Post #2: Correcting for Beam Effects in the Qweak Experiment

In this post, I will describe in greater detail the underpinnings of both the Qweak Experiment and my work. The material is extracted from a paper that I wrote for the REU (Research Experience for Undergraduates) program in physics. I’ll spare anyone reading this from the math in the actual paper, which I will describe qualitatively here:

The purpose of the Qweak experiment is to calculate the weak charge of the proton (or “Qweak”) to a high precision using the asymmetry of parity-violating electron scattering against liquid hydrogen. This value is used to calculate the weak mixing angle, a parameter explicitly predicted by the Standard Model of particle physics.

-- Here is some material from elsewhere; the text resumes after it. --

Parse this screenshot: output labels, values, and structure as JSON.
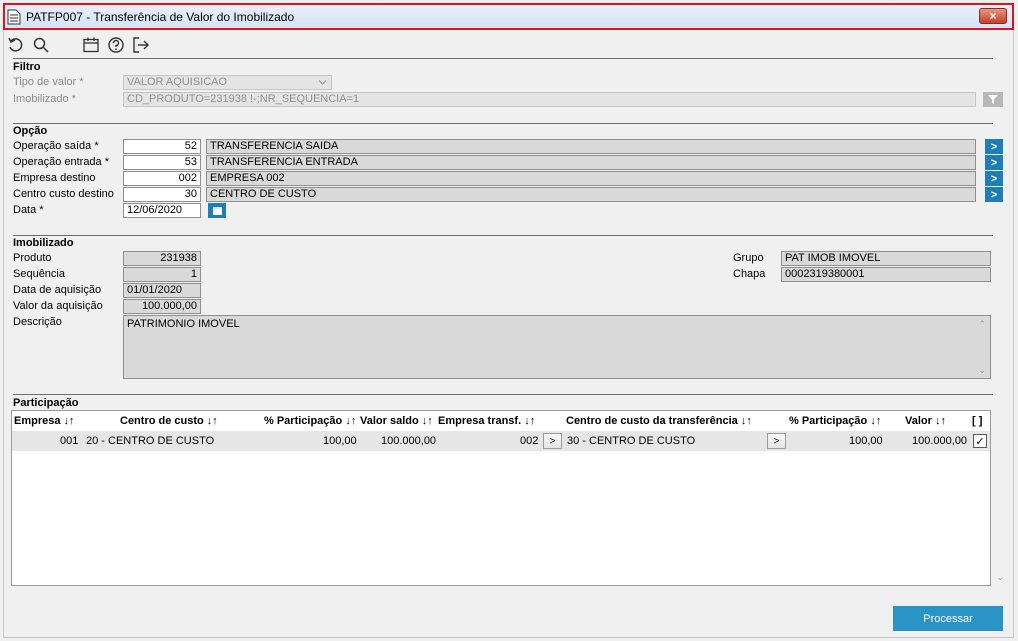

The Standard Model reflects our best current model of both the strong and electroweak forces, but is deeply flawed in that it is inconsistent with many known phenomena such as dark matter, dark energy, gravity, and neutrino masses. A major goal in physics today is the pursuit of ‘new physics’ in the hope of finding a more complete model that accurately explains what is observed. The Qweak Experiment is part of this search. Qweak probes ‘new physics’ through precision measurements of the weak charge, a different approach than that used in large brute-force accelerators such as the Large Hadron Collider. We hope that through this precise measurement of the weak charge, we may be able to confirm elements of the Standard Model or reveal it to be flawed, aiding in the search for a better theory. The Qweak experiment is now over and is in the process of being dismantled so that its housing at Jefferson Lab (Experimental Hall C) can be used for other experiments. The experiment is now in an analysis phase. After all error corrections and statistical analyses have been completed (the analysis phase should last for the next one to two years), the Qweak experiment should be able to predict the weak charge to within a 4% measurement.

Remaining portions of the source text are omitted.